Yarn Cats, by Michael Matthews
I landed a big contract to landscape the whole city, except I didn’t really do anything with plants, but more with buildings and streets and sidewalks. I turned my street into this wildly banked trough of concrete, so that it was like one long, undulating half-pipe. Everyone that lived there had adapted by selling their cars and getting really good at skateboarding.
Outside my building, there was a car tipped into the trough of the half pipe where there was still a road that met it. The car had apparently been there for a while, because people had festooned the inside of it with yarn – some of it functionally woven into mats and hanging platforms, and some of it just decorative – and all of the cats in the neighborhood had moved into the car, and some of them had been trying to figure out how to make the yarn into clothes, but it wasn’t turning out well at all for them and mostly just looked like they’d been rolling around in it.
My girlfriend was quite taken with one of them, a boy cat who kept shoving all the others aside, and who’d arranged a bit of yarn atop his head in what he seemed to imagine looked like a hat.

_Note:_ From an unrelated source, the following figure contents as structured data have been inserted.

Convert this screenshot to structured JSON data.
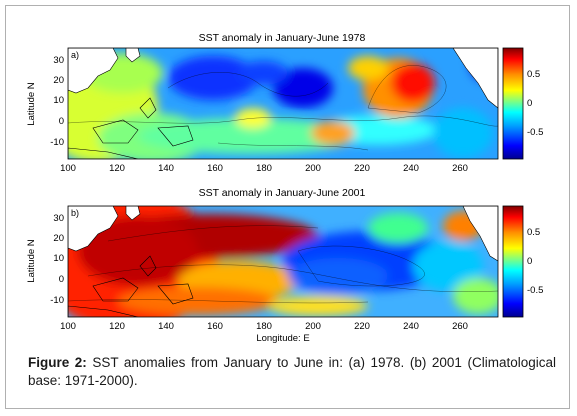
{
  "figure": {
    "panels": [
      {
        "id": "a",
        "panel_label": "a)",
        "title": "SST anomaly in January-June 1978",
        "ylabel": "Latitude N",
        "xlabel": "",
        "x_ticks": [
          "100",
          "120",
          "140",
          "160",
          "180",
          "200",
          "220",
          "240",
          "260"
        ],
        "y_ticks": [
          "30",
          "20",
          "10",
          "0",
          "-10"
        ],
        "colorbar_ticks": [
          "0.5",
          "0",
          "-0.5"
        ]
      },
      {
        "id": "b",
        "panel_label": "b)",
        "title": "SST anomaly in January-June 2001",
        "ylabel": "Latitude N",
        "xlabel": "Longitude: E",
        "x_ticks": [
          "100",
          "120",
          "140",
          "160",
          "180",
          "200",
          "220",
          "240",
          "260"
        ],
        "y_ticks": [
          "30",
          "20",
          "10",
          "0",
          "-10"
        ],
        "colorbar_ticks": [
          "0.5",
          "0",
          "-0.5"
        ]
      }
    ],
    "colormap": [
      "#000090",
      "#0000ff",
      "#00a0ff",
      "#00ffff",
      "#80ff80",
      "#ffff00",
      "#ff9000",
      "#ff0000",
      "#800000"
    ]
  },
  "caption": {
    "label": "Figure 2:",
    "text": " SST anomalies from January to June in: (a) 1978. (b) 2001 (Climatological base: 1971-2000)."
  }
}
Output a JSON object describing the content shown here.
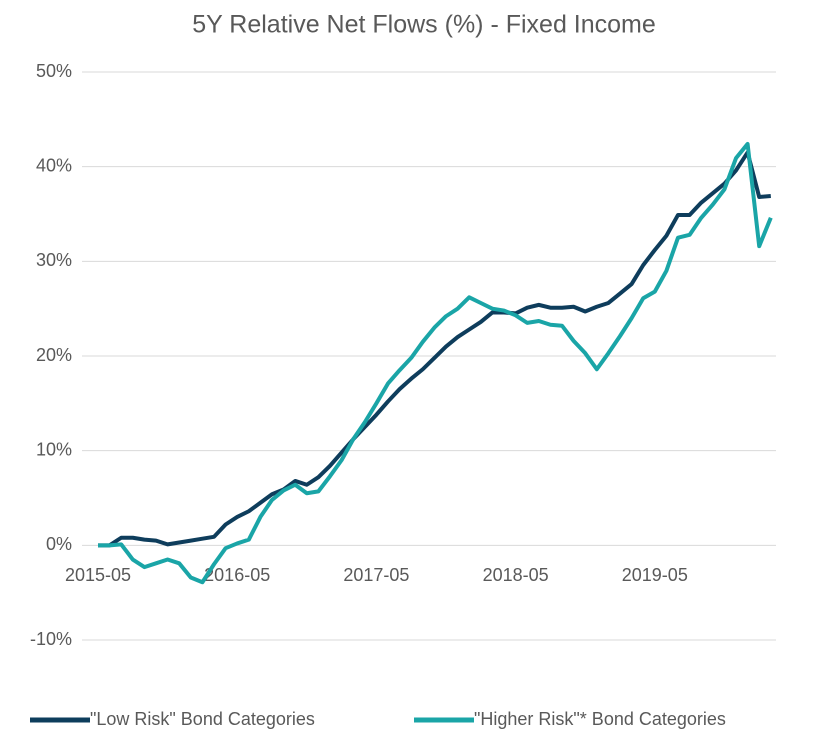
{
  "chart_data": {
    "type": "line",
    "title": "5Y Relative Net Flows (%) - Fixed Income",
    "categories": [
      "2015-05",
      null,
      null,
      null,
      null,
      null,
      null,
      null,
      null,
      null,
      null,
      null,
      "2016-05",
      null,
      null,
      null,
      null,
      null,
      null,
      null,
      null,
      null,
      null,
      null,
      "2017-05",
      null,
      null,
      null,
      null,
      null,
      null,
      null,
      null,
      null,
      null,
      null,
      "2018-05",
      null,
      null,
      null,
      null,
      null,
      null,
      null,
      null,
      null,
      null,
      null,
      "2019-05",
      null,
      null,
      null,
      null,
      null,
      null,
      null,
      null,
      null,
      null
    ],
    "series": [
      {
        "name": "\"Low Risk\" Bond Categories",
        "color": "#0e3d5c",
        "values": [
          0,
          0,
          0.8,
          0.8,
          0.6,
          0.5,
          0.1,
          0.3,
          0.5,
          0.7,
          0.9,
          2.2,
          3.0,
          3.6,
          4.5,
          5.4,
          5.9,
          6.8,
          6.4,
          7.2,
          8.4,
          9.8,
          11.2,
          12.5,
          13.8,
          15.2,
          16.5,
          17.6,
          18.6,
          19.8,
          21.0,
          22.0,
          22.8,
          23.6,
          24.6,
          24.6,
          24.5,
          25.1,
          25.4,
          25.1,
          25.1,
          25.2,
          24.7,
          25.2,
          25.6,
          26.6,
          27.6,
          29.6,
          31.2,
          32.7,
          34.9,
          34.9,
          36.2,
          37.2,
          38.2,
          39.6,
          41.5,
          36.8,
          36.9
        ]
      },
      {
        "name": "\"Higher Risk\"* Bond Categories",
        "color": "#1aa5a7",
        "values": [
          0,
          0,
          0.1,
          -1.5,
          -2.3,
          -1.9,
          -1.5,
          -1.9,
          -3.4,
          -3.9,
          -2.0,
          -0.3,
          0.2,
          0.6,
          3.0,
          4.8,
          5.8,
          6.4,
          5.5,
          5.7,
          7.3,
          9.0,
          11.2,
          13.0,
          15.0,
          17.1,
          18.5,
          19.8,
          21.5,
          23.0,
          24.2,
          25.0,
          26.2,
          25.6,
          25.0,
          24.8,
          24.3,
          23.5,
          23.7,
          23.3,
          23.2,
          21.6,
          20.3,
          18.6,
          20.3,
          22.1,
          24.0,
          26.1,
          26.8,
          29.0,
          32.5,
          32.8,
          34.6,
          36.0,
          37.6,
          40.9,
          42.4,
          31.6,
          34.6
        ]
      }
    ],
    "ylim": [
      -10,
      50
    ],
    "yticks": [
      {
        "value": -10,
        "label": "-10%"
      },
      {
        "value": 0,
        "label": "0%"
      },
      {
        "value": 10,
        "label": "10%"
      },
      {
        "value": 20,
        "label": "20%"
      },
      {
        "value": 30,
        "label": "30%"
      },
      {
        "value": 40,
        "label": "40%"
      },
      {
        "value": 50,
        "label": "50%"
      }
    ],
    "grid": true,
    "legend": "bottom"
  }
}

We had a disagreement about cats trying to act like humans (I was opposed and was stroking a yarn-free cat while we discussed, the main thrust of my argument that cats were already superior to humans and debased themselves by aping us), and the bossy cat interrupted by doing a little four-footed tap dance in between us while my girlfriend sat on the car’s hood. I just didn’t like the looks of him, and it worried me that she seemed not to perceive that he was clearly a shady character, and probably behind the whole business of hanging yarn in the abandoned car.